Dit huis, toegewijd aan werk en overleg ten dienste van de vrede, moet één ruimte hebben, toegewijd aan stilte in de uiterlijke zin en stilheid in de innerlijke zin. Het is de bedoeling in deze kleine ruimte een plek te creëren waar de deuren open kunnen staan naar de oneindige landen van gedachten en gebed. (4)

Voor Dag Hammarskjöld is de dood een spiegel voor onze geestelijke reis waarin sterven de poort is naar ons leven in God. Alan Levine
(beeld PxHere)

Uiteindelijke eenzaamheid van iedere mens

Hoewel stilte een aangename afwisseling kan vormen met ons drukke bestaan, zijn we er gelijktijdig ook bang voor. Het moet niet te lang duren. Dan begint het saai te worden of zelfs ongemakkelijk. We worden er onrustig van en beginnen onze sociale contacten te missen. Wanneer we onder de mensen zijn, hebben we tenminste nog het gevoel dat we leven. Daarom willen we toch weer snel terug naar die haast die ons verhindert werkelijk bij onszelf naar binnen te gaan. De stilte herinnert ons aan de uiteindelijke eenzaamheid van iedere mens. Eenzaamheid is geen dodelijke ziekte, schrijft Dag Hammarskjöld in een aantekening van 1952: ‘Nee, maar wordt zij niet door de dood pas overwonnen? En wordt zij niet moeilijker te dragen naarmate we die dichter naderen?’ (5)

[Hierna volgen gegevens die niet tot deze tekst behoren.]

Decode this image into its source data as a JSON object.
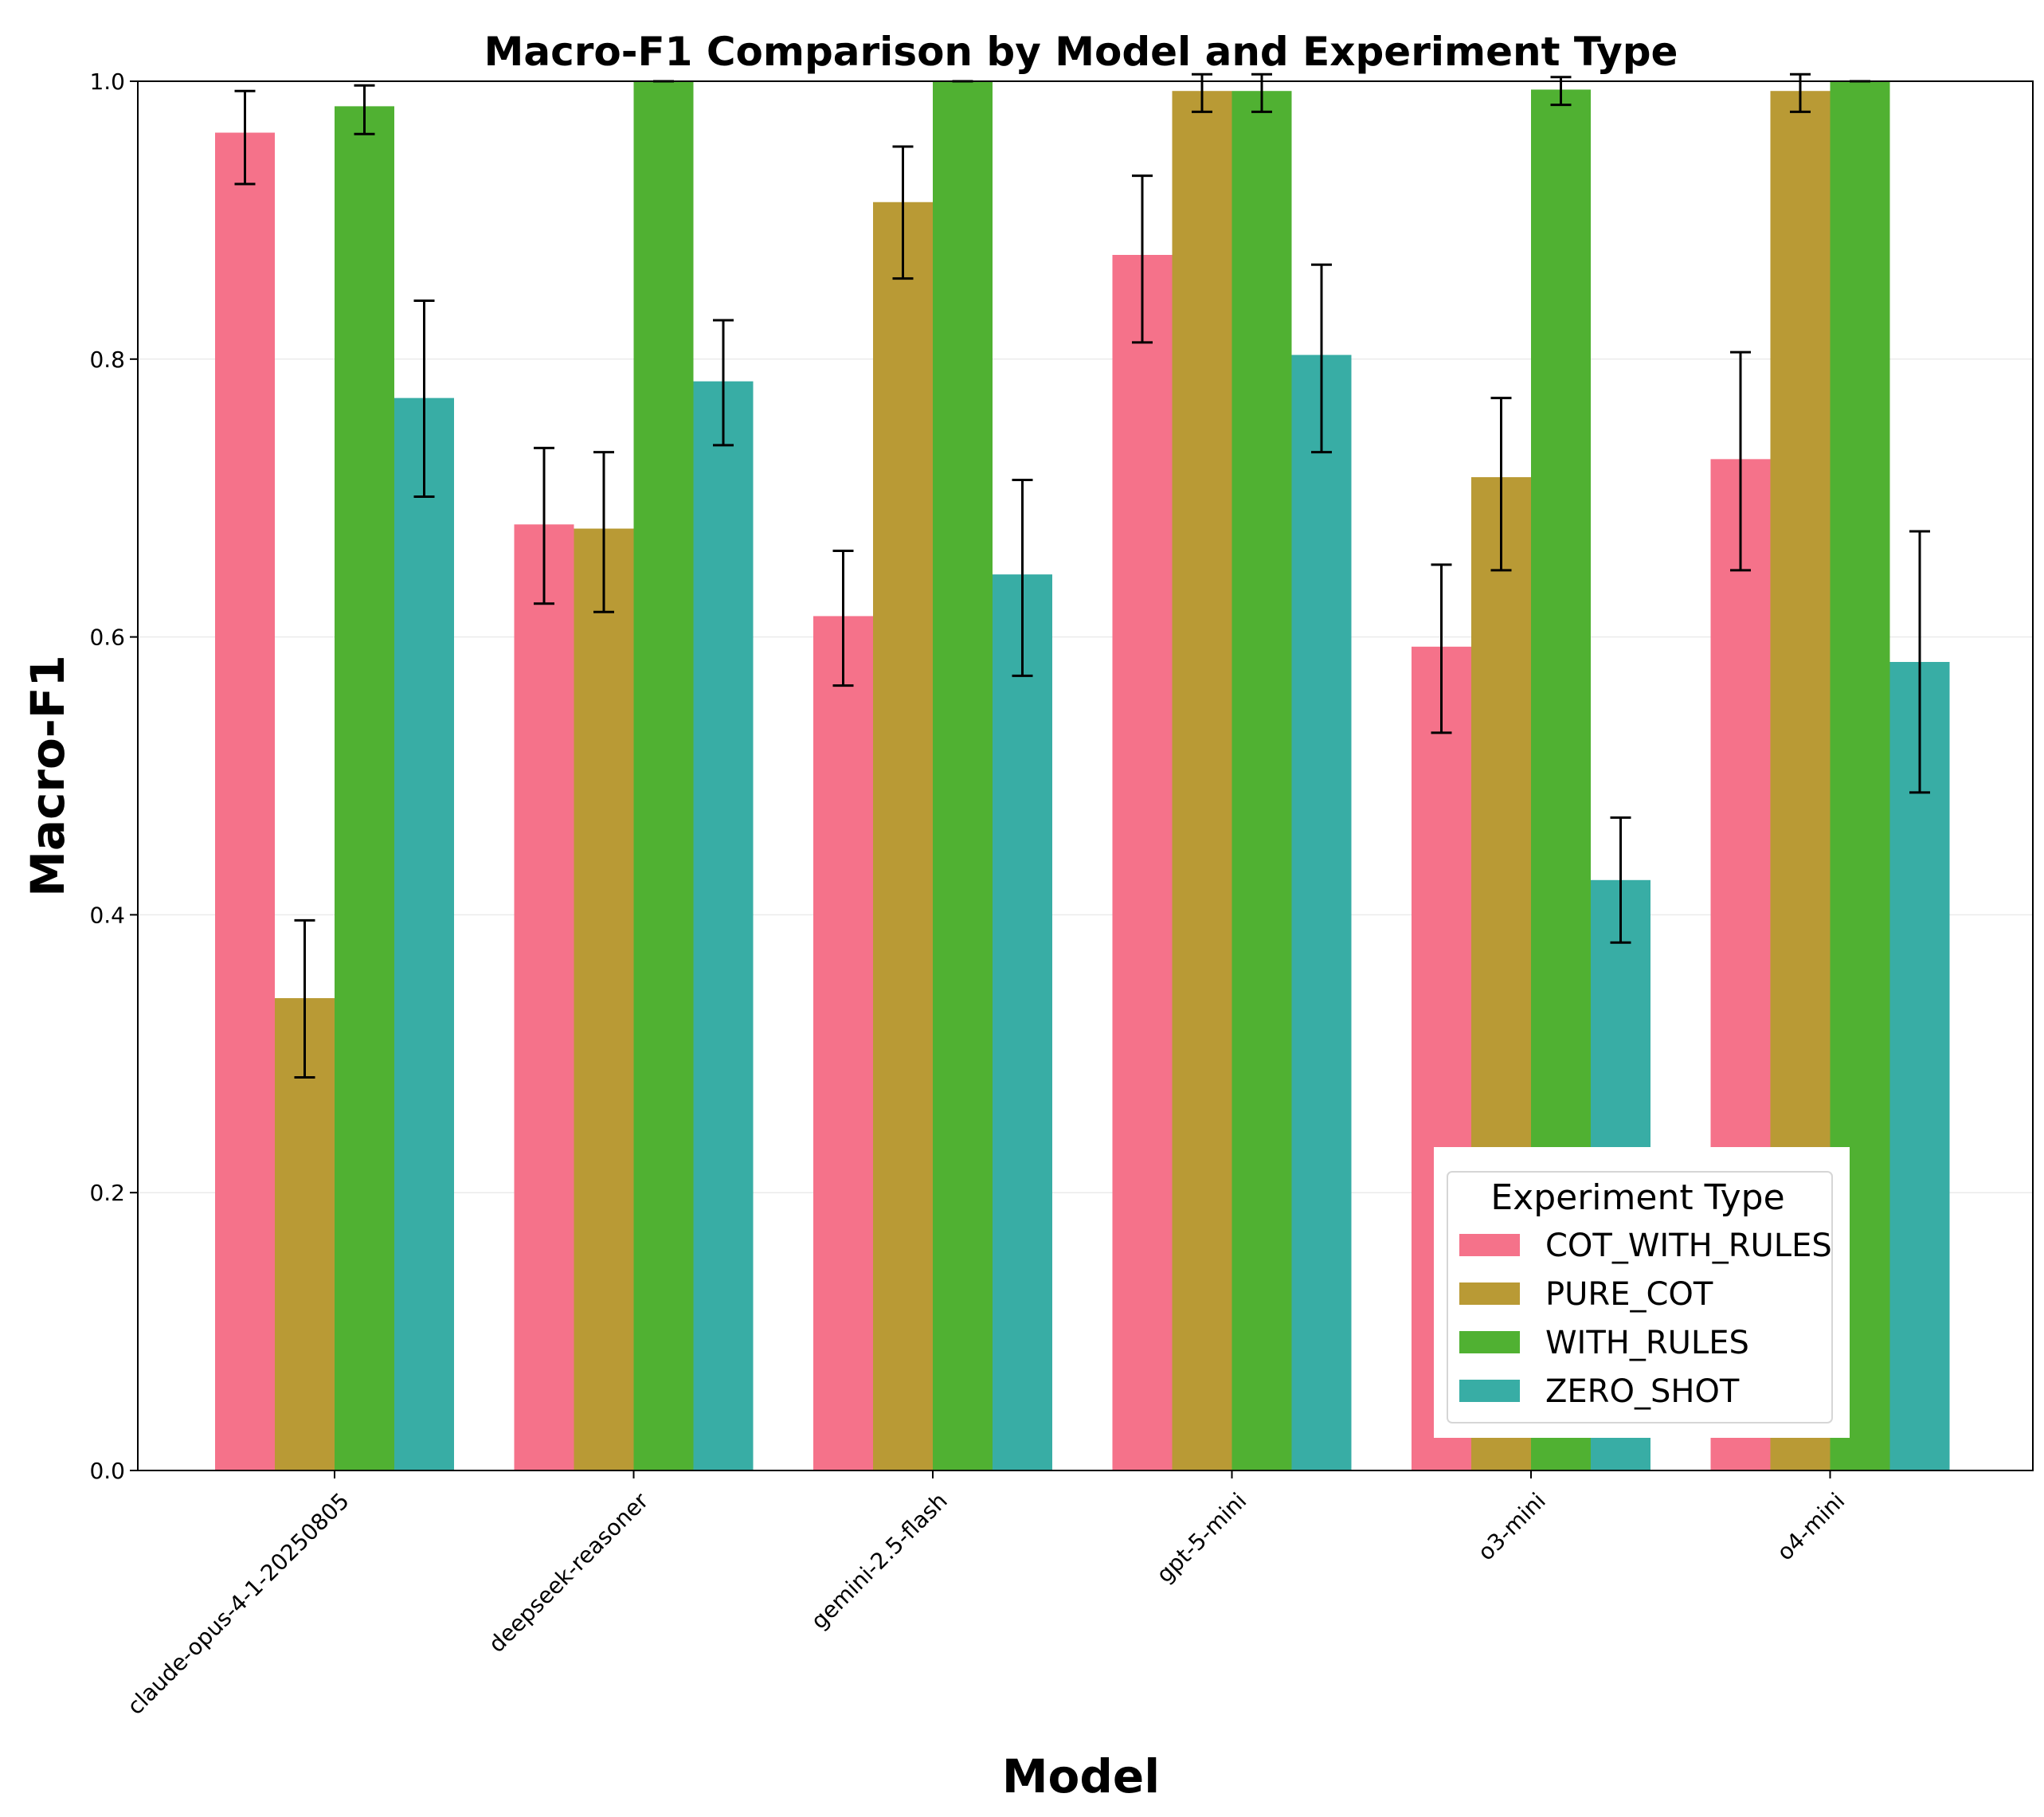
{
  "chart_data": {
    "type": "bar",
    "title": "Macro-F1 Comparison by Model and Experiment Type",
    "xlabel": "Model",
    "ylabel": "Macro-F1",
    "ylim": [
      0,
      1.0
    ],
    "yticks": [
      "0.0",
      "0.2",
      "0.4",
      "0.6",
      "0.8",
      "1.0"
    ],
    "grid": "horizontal",
    "legend_title": "Experiment Type",
    "legend_position": "lower-right",
    "categories": [
      "claude-opus-4-1-20250805",
      "deepseek-reasoner",
      "gemini-2.5-flash",
      "gpt-5-mini",
      "o3-mini",
      "o4-mini"
    ],
    "series": [
      {
        "name": "COT_WITH_RULES",
        "color": "#f5728a",
        "values": [
          0.963,
          0.681,
          0.615,
          0.875,
          0.593,
          0.728
        ],
        "err_low": [
          0.926,
          0.624,
          0.565,
          0.812,
          0.531,
          0.648
        ],
        "err_high": [
          0.993,
          0.736,
          0.662,
          0.932,
          0.652,
          0.805
        ]
      },
      {
        "name": "PURE_COT",
        "color": "#b99a35",
        "values": [
          0.34,
          0.678,
          0.913,
          0.993,
          0.715,
          0.993
        ],
        "err_low": [
          0.283,
          0.618,
          0.858,
          0.978,
          0.648,
          0.978
        ],
        "err_high": [
          0.396,
          0.733,
          0.953,
          1.005,
          0.772,
          1.005
        ]
      },
      {
        "name": "WITH_RULES",
        "color": "#50b132",
        "values": [
          0.982,
          1.0,
          1.0,
          0.993,
          0.994,
          1.0
        ],
        "err_low": [
          0.962,
          1.0,
          1.0,
          0.978,
          0.983,
          1.0
        ],
        "err_high": [
          0.997,
          1.0,
          1.0,
          1.005,
          1.003,
          1.0
        ]
      },
      {
        "name": "ZERO_SHOT",
        "color": "#38ada5",
        "values": [
          0.772,
          0.784,
          0.645,
          0.803,
          0.425,
          0.582
        ],
        "err_low": [
          0.701,
          0.738,
          0.572,
          0.733,
          0.38,
          0.488
        ],
        "err_high": [
          0.842,
          0.828,
          0.713,
          0.868,
          0.47,
          0.676
        ]
      }
    ]
  }
}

‘We zitten zo opgesloten in eigen perspectief, dat we blind blijven voor de goddelijke grond van ons bestaan’

Als er iets is waaraan geen mens ontkomt, is het wel de dood. Wij allen zullen eens afscheid moeten nemen van het leven en van de mensen die ons nabij zijn. Dit is een uiterst persoonlijk proces dat wij allen alleen doorlopen. Niemand kan de dood aan een ander uitbesteden. Voor Dag Hammarskjöld is de dood echter meer dan alleen een noodlot dat wij mensen nu eenmaal moeten ondergaan. Zij is een spiegel voor onze geestelijke reis waarin sterven de poort is naar ons leven in God. Eenzaamheid is geen dodelijke ziekte, omdat zij ons in de confrontatie met haar opent voor het Geheim van het leven zelf dat aan ons gegeven wordt, voorbij aan al ons ik-zeggen. Wij leven niet uit onszelf, maar uit een kracht die ons verstand te boven gaat en de enige manier om met deze levenskracht in contact te treden is door stil te worden voor onszelf. Dag Hammarskjöld spreekt in een van zijn latere teksten zelfs van onderwerping:

Ik weet niet wie – of wat – de vraag stelde. Ik weet niet wanneer zij gesteld werd. Ik herinner me niet dat ik antwoordde. Maar eens zei ik ja, tegen iemand – of iets.

Vanaf dat moment heb ik de zekerheid dat het leven zinvol is en dat mijn leven, in onderwerping, een doel heeft. (6)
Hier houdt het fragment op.